More than 6000 Australians have already put their physical data forward for screening with Medibio technology, via Australia’s Biggest Mental Health Check-in, which launched last year. The program saw employees from corporations such as Wesfarmers and PricewaterhouseCoopers complete an online psychological survey and wear a medical-grade monitoring device for at least 24 hours. Individual reports were sent to their phones, which gave them a dashboard of their mental wellbeing, ranking the severity of their symptoms, as well as their risk and protective factors. All participants had the opportunity to take up counselling, and anyone high-risk received follow-ups with a psychologist and ongoing support. The program is open until December 10 and the plan is for it to be compatible with most smartwatches and trackers next year.

Initial results revealed that 39 per cent of participants showed signs of depression, while nine out of 10 people with signs of any mental illness weren’t being treated. These alarming findings didn’t surprise Slocombe.

“Participants were mostly professional, and that 39 per cent statistic matches with earlier surveys. And there’s still a stigma around mental illness; that’s why people don’t seek help, and that’s why we began this program – to be proactive about it.”

Some people’s biomarkers showed a lot of stress but their survey answers were positive or neutral, which Slocombe explains this way: “They may show gratitude for a rewarding job, family and income, but their coping mechanisms actually punch above their body’s capabilities.”

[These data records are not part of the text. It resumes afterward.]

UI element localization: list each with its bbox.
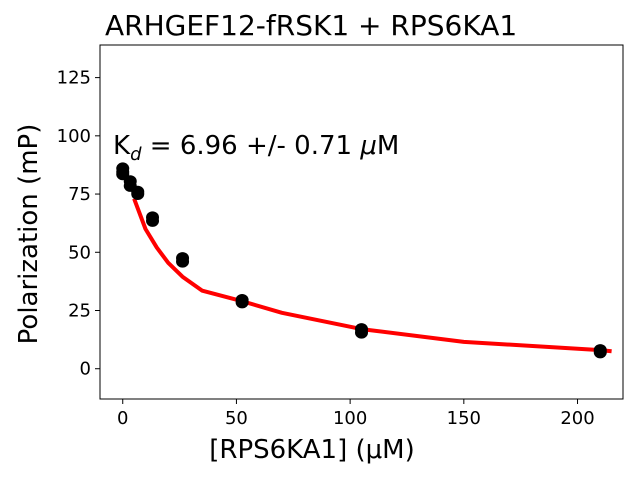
kd-unit-symbol: μ (359, 131, 377, 161)
kd-annotation: Kd = 6.96 +/- 0.71 μM (113, 131, 399, 165)
y-axis-ticks: 0 25 50 75 100 125 (57, 68, 100, 380)
data-point (355, 326, 368, 339)
data-point (235, 296, 249, 309)
fit-curve (132, 197, 612, 354)
plot-frame (99, 44, 624, 400)
y-axis-label: Polarization (mP) (14, 124, 44, 345)
y-tick-label: 125 (57, 68, 91, 89)
kd-value: = 6.96 +/- 0.71 (142, 131, 361, 161)
chart-title: ARHGEF12-fRSK1 + RPS6KA1 (105, 9, 517, 42)
kd-prefix: K (113, 131, 131, 161)
data-point (131, 188, 145, 201)
x-tick-label: 50 (225, 408, 248, 429)
x-tick-label: 0 (117, 408, 128, 429)
x-tick-label: 100 (333, 408, 367, 429)
kd-unit: M (377, 131, 399, 161)
x-axis-label: [RPS6KA1] (μM) (209, 435, 415, 465)
y-tick-label: 75 (68, 184, 91, 205)
x-tick-label: 200 (560, 408, 594, 429)
kd-subscript: d (130, 144, 142, 165)
plot-area (116, 162, 612, 359)
y-tick-label: 25 (68, 301, 91, 322)
x-axis-ticks: 0 50 100 150 200 (117, 399, 595, 429)
y-tick-label: 50 (68, 242, 91, 263)
data-point (176, 255, 190, 268)
x-tick-label: 150 (447, 408, 481, 429)
y-tick-label: 0 (80, 359, 91, 380)
data-point (146, 214, 160, 227)
y-tick-label: 100 (57, 126, 91, 147)
data-point (593, 346, 607, 359)
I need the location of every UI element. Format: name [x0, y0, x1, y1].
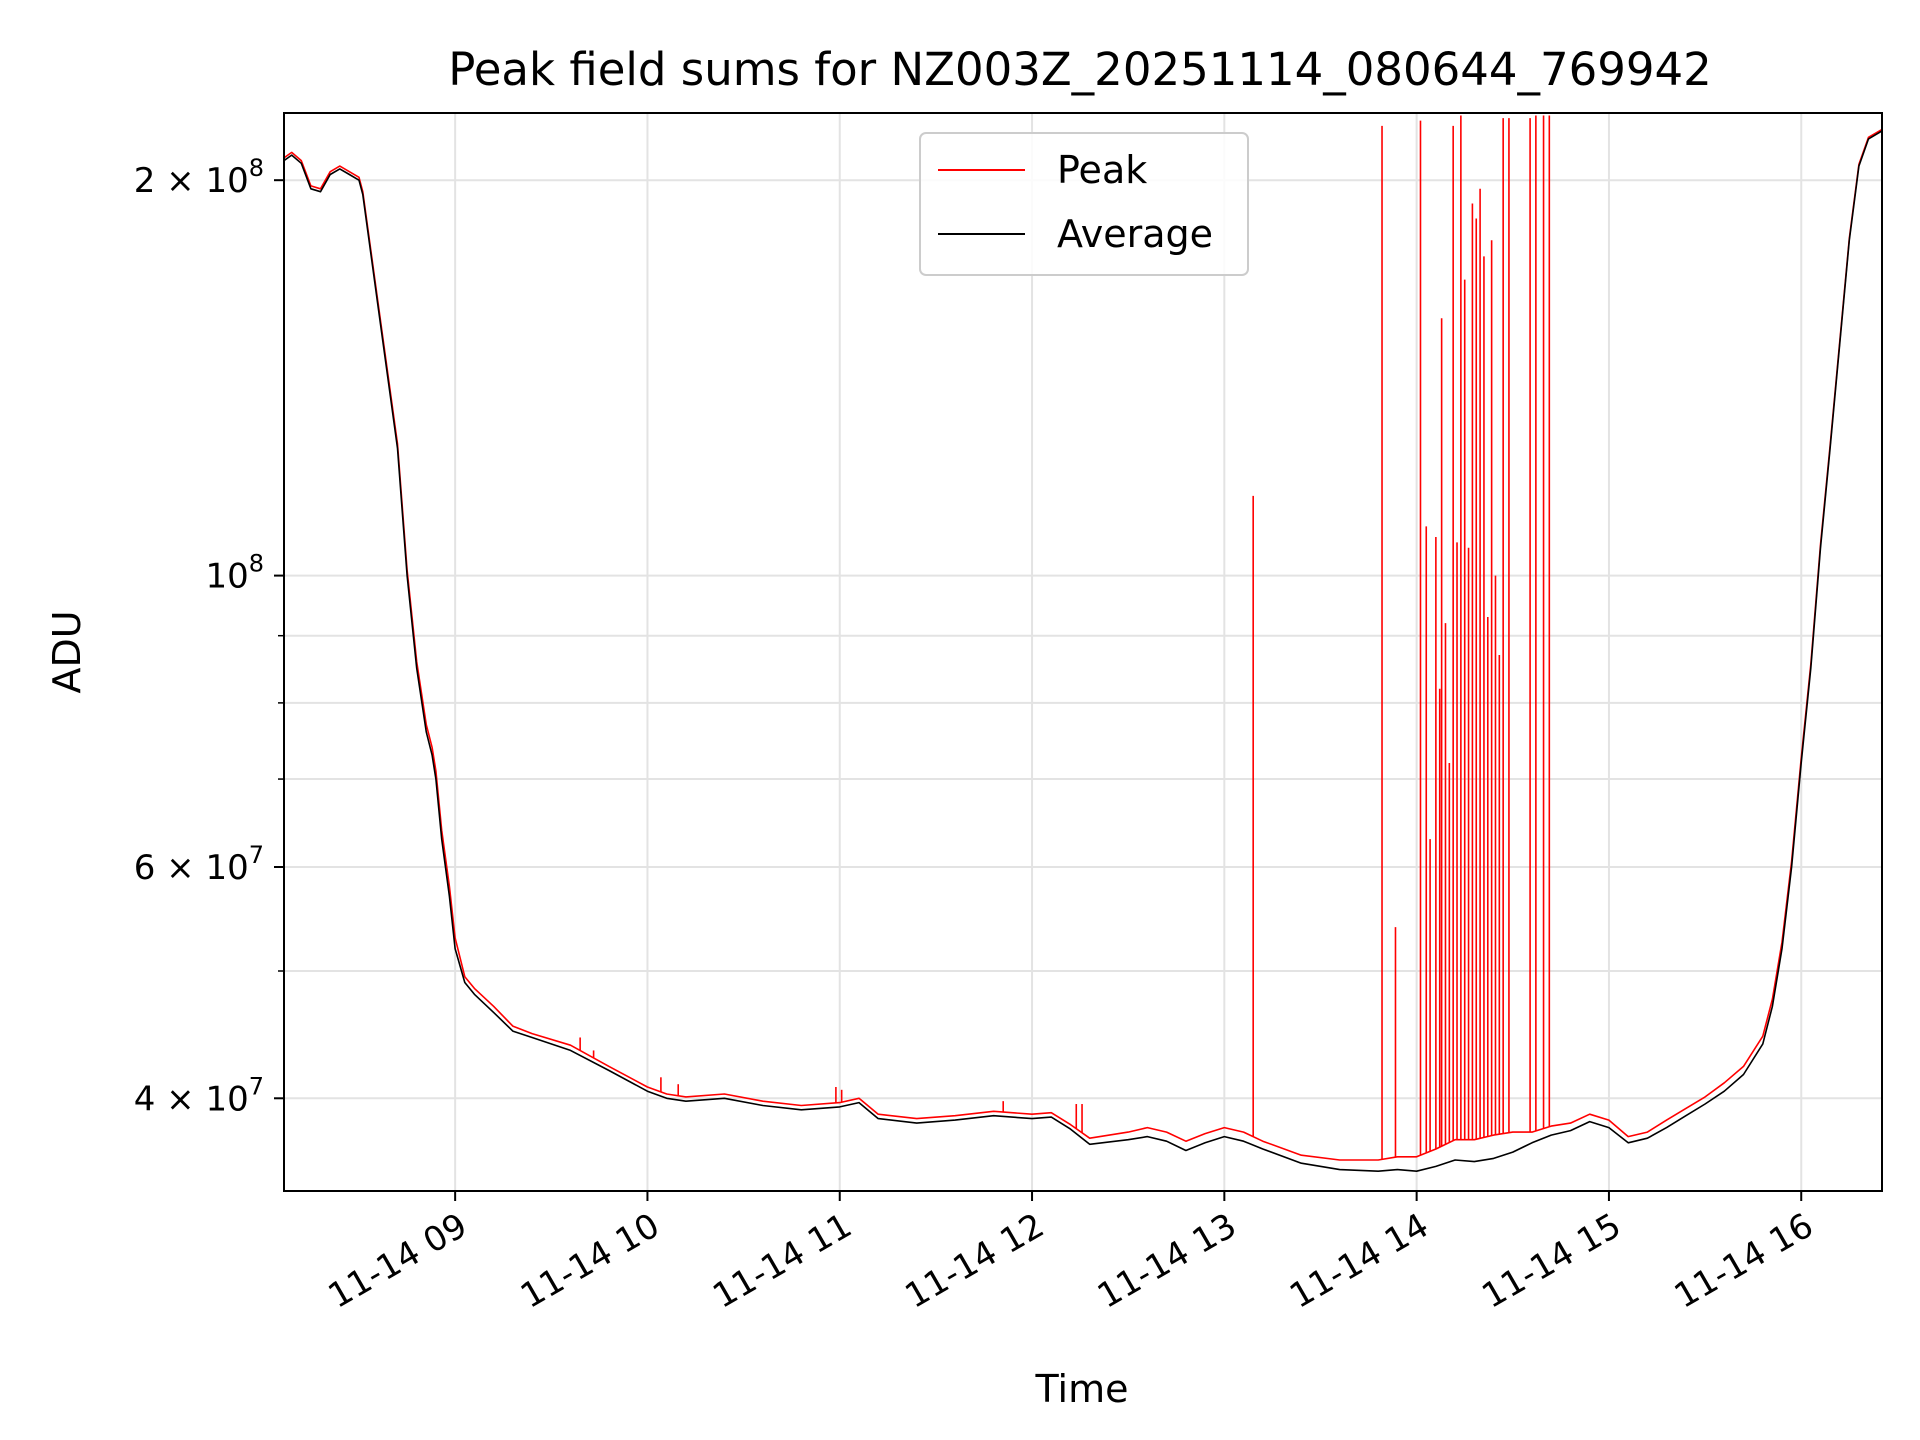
y-tick-exponent: 8	[249, 154, 264, 182]
y-tick-exponent: 7	[249, 841, 264, 869]
y-tick-label: 4 × 107	[134, 1072, 264, 1119]
gridlines	[284, 113, 1882, 1191]
y-tick-exponent: 7	[249, 1072, 264, 1100]
y-tick-label: 2 × 108	[134, 154, 264, 201]
y-tick-label: 6 × 107	[134, 841, 264, 888]
y-tick-mantissa: 4	[134, 1079, 156, 1119]
plot-series	[284, 115, 1882, 1172]
average-series-line	[284, 130, 1882, 1172]
peak-series-line	[284, 128, 1882, 1161]
legend: Peak Average	[919, 132, 1249, 276]
plot-frame	[283, 112, 1883, 1192]
y-tick-exponent: 8	[249, 550, 264, 578]
y-axis-label: ADU	[45, 610, 89, 693]
legend-label-average: Average	[1057, 212, 1213, 256]
y-tick-label: 108	[205, 550, 264, 597]
legend-label-peak: Peak	[1057, 148, 1147, 192]
y-tick-mantissa: 6	[134, 848, 156, 888]
x-axis-label: Time	[1035, 1367, 1129, 1411]
chart-title: Peak field sums for NZ003Z_20251114_0806…	[448, 43, 1712, 96]
y-tick-mantissa: 2	[134, 161, 156, 201]
legend-box	[919, 132, 1249, 276]
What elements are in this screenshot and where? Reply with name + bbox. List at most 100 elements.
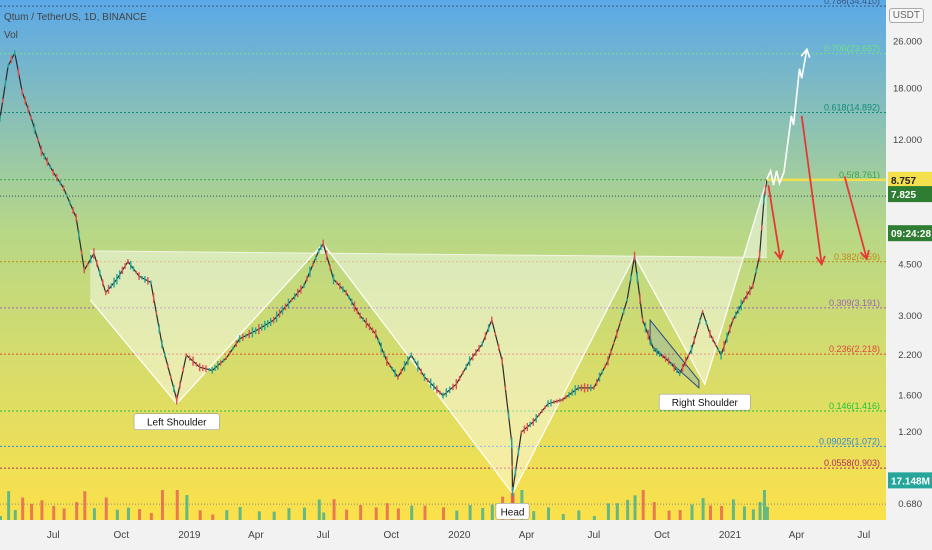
volume-bar xyxy=(592,516,596,520)
volume-bar xyxy=(115,509,119,520)
volume-bar xyxy=(667,510,671,520)
annotation-label: Right Shoulder xyxy=(672,398,739,409)
volume-bar xyxy=(701,498,705,520)
volume-bar xyxy=(225,510,229,520)
volume-bar xyxy=(62,508,66,520)
y-tick-label: 26.000 xyxy=(893,37,922,48)
volume-bar xyxy=(13,509,17,520)
fib-level-label: 0.09025(1.072) xyxy=(819,436,880,446)
annotation-box xyxy=(133,413,220,430)
volume-bar xyxy=(690,504,694,520)
fib-level-label: 0.618(14.892) xyxy=(824,102,880,112)
projection-down-arrow xyxy=(843,176,868,260)
volume-bar xyxy=(92,508,96,520)
volume-bar xyxy=(641,490,645,520)
volume-bar xyxy=(257,511,261,520)
x-tick-label: 2021 xyxy=(719,530,742,541)
price-label-text: 7.825 xyxy=(891,190,916,201)
y-tick-label: 12.000 xyxy=(893,135,922,146)
symbol-title: Qtum / TetherUS, 1D, BINANCE xyxy=(4,12,147,23)
volume-bar xyxy=(410,505,414,520)
volume-bar xyxy=(0,516,2,520)
price-label-box xyxy=(888,171,932,188)
volume-bar xyxy=(468,505,472,520)
plot-background xyxy=(0,0,886,520)
x-tick-label: Jul xyxy=(587,530,600,541)
annotation-label: Head xyxy=(501,507,525,518)
volume-bar xyxy=(149,512,153,520)
volume-bar xyxy=(75,502,79,520)
volume-bar xyxy=(359,505,363,520)
volume-bar xyxy=(762,490,766,520)
volume-bar xyxy=(490,504,494,520)
volume-bar xyxy=(615,503,619,520)
projection-down-arrowhead xyxy=(815,255,826,267)
y-tick-label: 18.000 xyxy=(893,83,922,94)
volume-bar xyxy=(731,499,735,520)
fib-level-label: 0.309(3.191) xyxy=(829,298,880,308)
volume-bar xyxy=(322,512,326,520)
volume-bar xyxy=(481,507,485,520)
annotation-label: Left Shoulder xyxy=(147,418,207,429)
volume-bar xyxy=(561,514,565,520)
volume-bar xyxy=(160,490,164,520)
fib-level-label: 0.382(4.59) xyxy=(834,252,880,262)
x-tick-label: 2019 xyxy=(178,530,201,541)
price-label-box xyxy=(888,186,932,203)
projection-down-arrow xyxy=(767,184,782,259)
volume-bar xyxy=(40,500,44,520)
projection-down-arrow xyxy=(800,115,823,265)
x-tick-label: Jul xyxy=(47,530,60,541)
y-tick-label: 2.200 xyxy=(898,350,922,361)
volume-bar xyxy=(185,494,189,520)
volume-bar xyxy=(708,505,712,520)
projection-down-arrowhead xyxy=(859,249,870,261)
volume-bar xyxy=(633,495,637,520)
price-label-text: 09:24:28 xyxy=(891,229,931,240)
volume-bar xyxy=(7,491,11,520)
volume-bar xyxy=(720,505,724,520)
volume-bar xyxy=(577,510,581,520)
volume-bar xyxy=(385,503,389,520)
x-tick-label: Jul xyxy=(857,530,870,541)
volume-bar xyxy=(238,506,242,520)
volume-bar xyxy=(652,502,656,520)
volume-bar xyxy=(396,508,400,520)
volume-bar xyxy=(547,507,551,520)
volume-bar xyxy=(606,503,610,520)
x-tick-label: Oct xyxy=(114,530,130,541)
price-label-box xyxy=(888,225,932,242)
projection-up-path xyxy=(766,49,808,187)
volume-bar xyxy=(758,501,762,520)
annotation-box xyxy=(658,393,751,411)
x-tick-label: Oct xyxy=(654,530,670,541)
volume-bar xyxy=(30,503,34,520)
projection-down-arrowhead xyxy=(774,250,785,261)
volume-bar xyxy=(272,511,276,520)
fib-level-label: 0.706(23.667) xyxy=(824,44,880,54)
volume-bar xyxy=(317,499,321,520)
volume-bar xyxy=(21,497,25,520)
price-label-text: 8.757 xyxy=(891,176,916,187)
neckline xyxy=(90,250,767,258)
volume-bar xyxy=(83,491,87,520)
volume-bar xyxy=(374,507,378,520)
currency-badge[interactable]: USDT xyxy=(888,8,924,23)
volume-bar xyxy=(751,509,755,520)
volume-bar xyxy=(52,505,56,520)
x-tick-label: 2020 xyxy=(448,530,471,541)
y-tick-label: 1.200 xyxy=(898,427,922,438)
fib-level-label: 0.0558(0.903) xyxy=(824,458,880,468)
volume-bar xyxy=(198,510,202,520)
volume-bar xyxy=(532,511,536,520)
volume-label: Vol xyxy=(4,30,18,41)
volume-bar xyxy=(332,499,336,520)
volume-bar xyxy=(287,508,291,520)
price-label-box xyxy=(888,472,932,489)
fib-level-label: 0.5(8.761) xyxy=(839,170,880,180)
volume-bar xyxy=(175,490,179,520)
projection-up-arrowhead xyxy=(800,47,811,59)
volume-bar xyxy=(126,507,130,520)
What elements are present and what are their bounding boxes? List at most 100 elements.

Slocombe believes that providing data first, and support second, is the right approach for reaching a large number of people in corporate settings: “We haven’t replaced traditional methods, we’ve added to them. When we followed up three months later, 56 per cent of participants said they’d made significant lifestyle changes as a result of the program, which is a great result.”

While an objective test can’t replace a personal assessment, Slocombe says it can help fix the current inaccuracies in a subjective diagnosis. “Hopefully this technology will increase the right people, getting the right treatment, at the right time.”

Where should I measure my heart rate?

Chest: Chest strap monitors use electrical pulse, similar to an ECG, to measure heartbeat and patterns. It’s the most reliable technology, but can be uncomfortable if used for a long duration.

Wrist: Wrist devices take measurements far from the heart and their optic sensor technology is less accurate than electrical pulse, but they’re comfortable and useful for everyday activities.

Ears: Earbud heart-rate monitors also use optic sensor technology, which makes them as reliable as a wrist device, but only really practical for workouts and short bursts of time.